Since my “sucks” posts tend to be popular, and since in my opinion AT&T does in fact suck, I figured I would take this opportunity to explain the latest reason why AT&T sucks.
Not too long ago, the federal government rolled over to AT&T and allowed them to take over Bell South, our local phone service provider in the area. With Bell South, we had 7 years of flawless telephone service. Not a single outage. Now, with AT&T, we have had two outages in the last month or two.
Granted, some outages are unavoidable. Bad weather happens. Today, for example. We had major storms pass through, and our phone service went out. In fact, it is still out. And according to AT&T, it will be repaired sometime between now and 7:00PM tomorrow– more than a full 24 hours from now and a full 28 and a half hours from when we first realized our phone service was out. AT&T claims that the outage was related to two tornadoes in the area, one which was over 15 miles away in Pooler, and one that was out on the islands. Neither touched down, mind you, nor were they even confirmed as having been tornadoes. They were just clouds up in the sky with circular motion. Clearly we all understand how that impacts local phone service.
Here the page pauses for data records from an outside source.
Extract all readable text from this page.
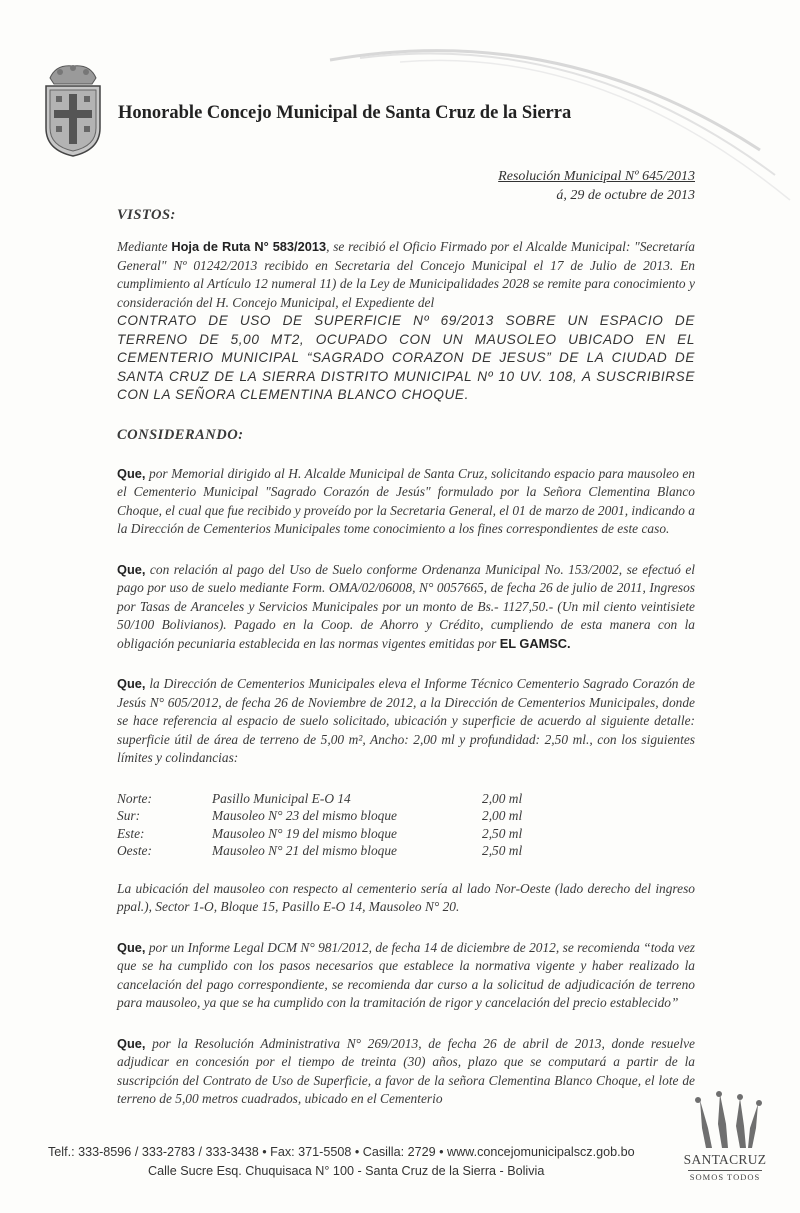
Honorable Concejo Municipal de Santa Cruz de la Sierra
Resolución Municipal Nº 645/2013
á, 29 de octubre de 2013
VISTOS:

Mediante Hoja de Ruta N° 583/2013, se recibió el Oficio Firmado por el Alcalde Municipal: "Secretaría General" Nº 01242/2013 recibido en Secretaria del Concejo Municipal el 17 de Julio de 2013. En cumplimiento al Artículo 12 numeral 11) de la Ley de Municipalidades 2028 se remite para conocimiento y consideración del H. Concejo Municipal, el Expediente del

CONTRATO DE USO DE SUPERFICIE Nº 69/2013 SOBRE UN ESPACIO DE TERRENO DE 5,00 MT2, OCUPADO CON UN MAUSOLEO UBICADO EN EL CEMENTERIO MUNICIPAL “SAGRADO CORAZON DE JESUS” DE LA CIUDAD DE SANTA CRUZ DE LA SIERRA DISTRITO MUNICIPAL Nº 10 UV. 108, A SUSCRIBIRSE CON LA SEÑORA CLEMENTINA BLANCO CHOQUE.

CONSIDERANDO:

Que, por Memorial dirigido al H. Alcalde Municipal de Santa Cruz, solicitando espacio para mausoleo en el Cementerio Municipal "Sagrado Corazón de Jesús" formulado por la Señora Clementina Blanco Choque, el cual que fue recibido y proveído por la Secretaria General, el 01 de marzo de 2001, indicando a la Dirección de Cementerios Municipales tome conocimiento a los fines correspondientes de este caso.

Que, con relación al pago del Uso de Suelo conforme Ordenanza Municipal No. 153/2002, se efectuó el pago por uso de suelo mediante Form. OMA/02/06008, N° 0057665, de fecha 26 de julio de 2011, Ingresos por Tasas de Aranceles y Servicios Municipales por un monto de Bs.- 1127,50.- (Un mil ciento veintisiete 50/100 Bolivianos). Pagado en la Coop. de Ahorro y Crédito, cumpliendo de esta manera con la obligación pecuniaria establecida en las normas vigentes emitidas por EL GAMSC.

Que, la Dirección de Cementerios Municipales eleva el Informe Técnico Cementerio Sagrado Corazón de Jesús N° 605/2012, de fecha 26 de Noviembre de 2012, a la Dirección de Cementerios Municipales, donde se hace referencia al espacio de suelo solicitado, ubicación y superficie de acuerdo al siguiente detalle: superficie útil de área de terreno de 5,00 m², Ancho: 2,00 ml y profundidad: 2,50 ml., con los siguientes límites y colindancias:

Norte:	Pasillo Municipal E-O 14	2,00 ml
Sur:	Mausoleo N° 23 del mismo bloque	2,00 ml
Este:	Mausoleo N° 19 del mismo bloque	2,50 ml
Oeste:	Mausoleo N° 21 del mismo bloque	2,50 ml

La ubicación del mausoleo con respecto al cementerio sería al lado Nor-Oeste (lado derecho del ingreso ppal.), Sector 1-O, Bloque 15, Pasillo E-O 14, Mausoleo N° 20.

Que, por un Informe Legal DCM N° 981/2012, de fecha 14 de diciembre de 2012, se recomienda “toda vez que se ha cumplido con los pasos necesarios que establece la normativa vigente y haber realizado la cancelación del pago correspondiente, se recomienda dar curso a la solicitud de adjudicación de terreno para mausoleo, ya que se ha cumplido con la tramitación de rigor y cancelación del precio establecido”

Que, por la Resolución Administrativa N° 269/2013, de fecha 26 de abril de 2013, donde resuelve adjudicar en concesión por el tiempo de treinta (30) años, plazo que se computará a partir de la suscripción del Contrato de Uso de Superficie, a favor de la señora Clementina Blanco Choque, el lote de terreno de 5,00 metros cuadrados, ubicado en el Cementerio

Telf.: 333-8596 / 333-2783 / 333-3438 • Fax: 371-5508 • Casilla: 2729 • www.concejomunicipalscz.gob.bo
Calle Sucre Esq. Chuquisaca N° 100 - Santa Cruz de la Sierra - Bolivia
SANTACRUZ
SOMOS TODOS
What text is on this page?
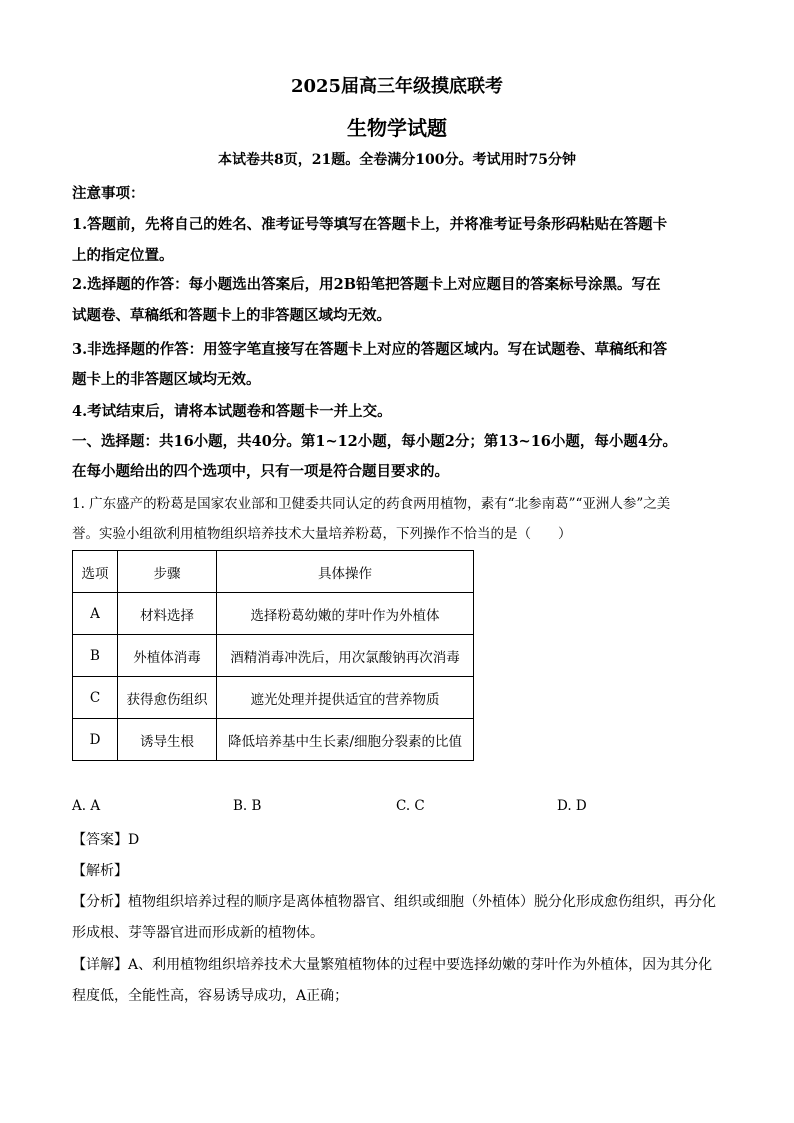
2025届高三年级摸底联考
生物学试题
本试卷共8页，21题。全卷满分100分。考试用时75分钟
注意事项：
1.答题前，先将自己的姓名、准考证号等填写在答题卡上，并将准考证号条形码粘贴在答题卡
上的指定位置。
2.选择题的作答：每小题选出答案后，用2B铅笔把答题卡上对应题目的答案标号涂黑。写在
试题卷、草稿纸和答题卡上的非答题区域均无效。
3.非选择题的作答：用签字笔直接写在答题卡上对应的答题区域内。写在试题卷、草稿纸和答
题卡上的非答题区域均无效。
4.考试结束后，请将本试题卷和答题卡一并上交。
一、选择题：共16小题，共40分。第1~12小题，每小题2分；第13~16小题，每小题4分。
在每小题给出的四个选项中，只有一项是符合题目要求的。
1. 广东盛产的粉葛是国家农业部和卫健委共同认定的药食两用植物，素有“北参南葛”“亚洲人参”之美
誉。实验小组欲利用植物组织培养技术大量培养粉葛，下列操作不恰当的是（　　）
选项	步骤	具体操作
A	材料选择	选择粉葛幼嫩的芽叶作为外植体
B	外植体消毒	酒精消毒冲洗后，用次氯酸钠再次消毒
C	获得愈伤组织	遮光处理并提供适宜的营养物质
D	诱导生根	降低培养基中生长素/细胞分裂素的比值
A. A	B. B	C. C	D. D
【答案】D
【解析】
【分析】植物组织培养过程的顺序是离体植物器官、组织或细胞（外植体）脱分化形成愈伤组织，再分化
形成根、芽等器官进而形成新的植物体。
【详解】A、利用植物组织培养技术大量繁殖植物体的过程中要选择幼嫩的芽叶作为外植体，因为其分化
程度低，全能性高，容易诱导成功，A正确；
Anyway, the phones are out and we’re missing calls. My dad is in town and wanted to make dinner arrangements. I missed that call, and so there is no shot that we’ll get in to the restaurant where we wanted to eat. I also missed a call from Jaime, who was at work and needed a ride home. What other calls did I miss? I don’t know, and likely never will, unless the caller decides to call back tomorrow after 7PM.
So I look at my AT&T account online to see how I can activate my call forwarding to forward all home calls to my Skype number. I have something called “Complete Choice,” which basically means I pay an exorbitant rate for my phone service in exchange for every feature they offer with the exception of voicemail. Looking over the features offered, I see that “remote access to call forwarding” is not activated on my account, even though it would cost me nothing to have it activated.
So, I call AT&T.
The first agent I spoke with, someone named Emma Smith (yeah right), was in Argentina. In order to access my records, I needed to give her the last four digits of my social security number. Yes, I had to give private details to an operator in a foreign country, for my privacy. If that isn’t an oxymoronic policy, I don’t know what is. Emma Smith said she enabled the “remote access to call forwarding” on my account, and I would receive the required PIN and access telephone number in the mail within two business days. OK, so obviously that doesn’t help me. The phone will be fixed within that time.
I ask for a supervisor to see if this can be pushed through. She says her supervisor, Mark Nizzo, was in a meeting. That is customer service speak for “I don’t want to transfer you.” I dialed a toll free number, and as a result, I had no problem waiting on hold until the meeting was over. She said he was not available. I asked her if she wished to continue the lie that I believed she had told me, or if she would get a supervisor. She “transferred” me to someone else, and I was disconnected. Good. If all the idiots who work for AT&T in Argentina are as poor of listeners as Emma Smith, and if all the idiot AT&T employees in Argentina continually talked over their customers like Emma Smith, I didn’t want to talk to her supervisor anyway.
I called back. I want to be sure that “remote access to call forwarding” has been enabled on my account. Now I’m talking to some guy who clearly was a native Engish speaker. Now we’re making progress. Or so I thought.
It turns out that the guy I spoke to insisted that “remote access to call forwarding” was a subset of the voicemail package, which it clearly– according to the AT&T website– was not. He kept telling me that all I needed to do was pickup my phone, dial 72#, and follow the instructions. Yeah, I’m sure that is how regular call forwarding works. But, Earth to AT&T, dialing 72# does nothing when you have no freaking dialtone.
So he says he has never heard of the feature I am requesting. I read the product documentation from his own website. He still can’t find it. He puts me on hold, and says he found it. Apparently, he didn’t have access to that feature because I had regular call forwarding enabled on my account. Fine, I don’t care. Just enable it.
He says he is enabling it, and that, again, it would take two business days to get the information I need to use the service that I have been paying for for the better part of a decade. I ask for the number for top tier support, presidential support, executive level support– whatever they call it at AT&T. Every company, particularly a company with over 300,000 employees, has this level of support. It exists for customers like me, who have an unusual circumstance that requires a bending of the asinine corporate policy that is preventing them from offering quality, sane service. He’s never heard of it.
He claims he is enabling the feature because– surprise, surprise, surprise– Emma Smith didn’t enable it. So just a moment ago, I check my account online. It turns out that he did not enable the feature. He instead enabled “selective call forwarding,” which allows me to forward specific callers to a different number. Grr.
So now, I don’t have the feature I requested, I can’t enable it online, and I still don’t have home phone service.
Does AT&T deserve this post? Have they provided “outstanding customer service” as their customer service script offers? I think it’s pretty clear.
As soon as possible, I’ll be canceling my AT&T service. AT&T sucks.